Escrita por: caulaty

Capítulo 14 - Blind


Uma nevasca e uma conversa ao telefone, separadas por aproximadamente seis horas, mas tão costuradas na formação frágil e certeira da conspiração universal. É engraçado como as coisas acontecem.

Stan e Sally chegaram em casa muito mais tarde do que pretendiam. Deixaram o jantar quase uma da manhã, depois de uma sequência consecutivas de bocejos de Sally, e embora Stan estivesse bastante entretido com a cerveja e a conversa, debatendo empolgadamente o documentário no Discovery Chanel sobre o tigre de Sumatra com um colega do trabalho, decidiu que era hora de ir. Dentro da casa do casal de amigos, não perceberam o quanto o tempo havia piorado. Stan deu a Sally seu sobretudo cinza e pesado, cobrindo seus ombros com ele para proteger a esposa do frio. O amigo ainda sugeriu que eles poderiam passar a noite lá, mas Sally nunca se sentia confortável dormindo na casa de estranhos. O olhar que ela lançou a Stan foi o suficiente para fazê-lo entender que arriscariam dirigir na neve.

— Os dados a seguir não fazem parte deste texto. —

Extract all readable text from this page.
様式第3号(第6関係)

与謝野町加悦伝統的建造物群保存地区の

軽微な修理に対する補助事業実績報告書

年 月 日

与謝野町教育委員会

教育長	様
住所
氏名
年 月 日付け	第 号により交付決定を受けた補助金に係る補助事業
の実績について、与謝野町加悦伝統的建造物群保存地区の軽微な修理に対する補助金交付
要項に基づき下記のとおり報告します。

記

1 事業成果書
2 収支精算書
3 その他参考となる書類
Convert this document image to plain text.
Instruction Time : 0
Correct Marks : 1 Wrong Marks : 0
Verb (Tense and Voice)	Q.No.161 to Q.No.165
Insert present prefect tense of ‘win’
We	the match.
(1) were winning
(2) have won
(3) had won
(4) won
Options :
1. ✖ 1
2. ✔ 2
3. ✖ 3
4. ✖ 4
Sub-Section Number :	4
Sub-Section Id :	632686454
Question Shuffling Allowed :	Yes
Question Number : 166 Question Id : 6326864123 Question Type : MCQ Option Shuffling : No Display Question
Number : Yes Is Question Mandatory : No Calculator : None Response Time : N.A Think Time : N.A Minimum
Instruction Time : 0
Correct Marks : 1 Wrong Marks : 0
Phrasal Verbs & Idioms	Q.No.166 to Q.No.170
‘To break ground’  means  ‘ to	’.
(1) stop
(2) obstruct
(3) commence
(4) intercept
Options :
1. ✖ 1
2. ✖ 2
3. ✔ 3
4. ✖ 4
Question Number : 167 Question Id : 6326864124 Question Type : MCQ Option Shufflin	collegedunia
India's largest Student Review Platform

Moravam a cerca de meia hora da cidade, o que já era um caminho longo se tratando de South Park, onde tudo era muito próximo e acessível. Ele ligou o aquecedor e dirigiu a caminhonete em silêncio, sem resmungar sobre a visão precária, já que Sally havia encostado no banco para cochilar. A estrada estava escorregadia e a neve não parava de cair, mesmo que o limpador de parabrisas constantemente afastasse a camada de neve que se formava no vidro. Após dez minutos na estrada, dirigindo cautelosamente devagar, tomou a decisão ajuizada de parar no posto de gasolina 24 horas para beber café preto e esperar o tempo melhorar. Não devia ter tomado aquela última garrafa de cerveja, Stan pensava.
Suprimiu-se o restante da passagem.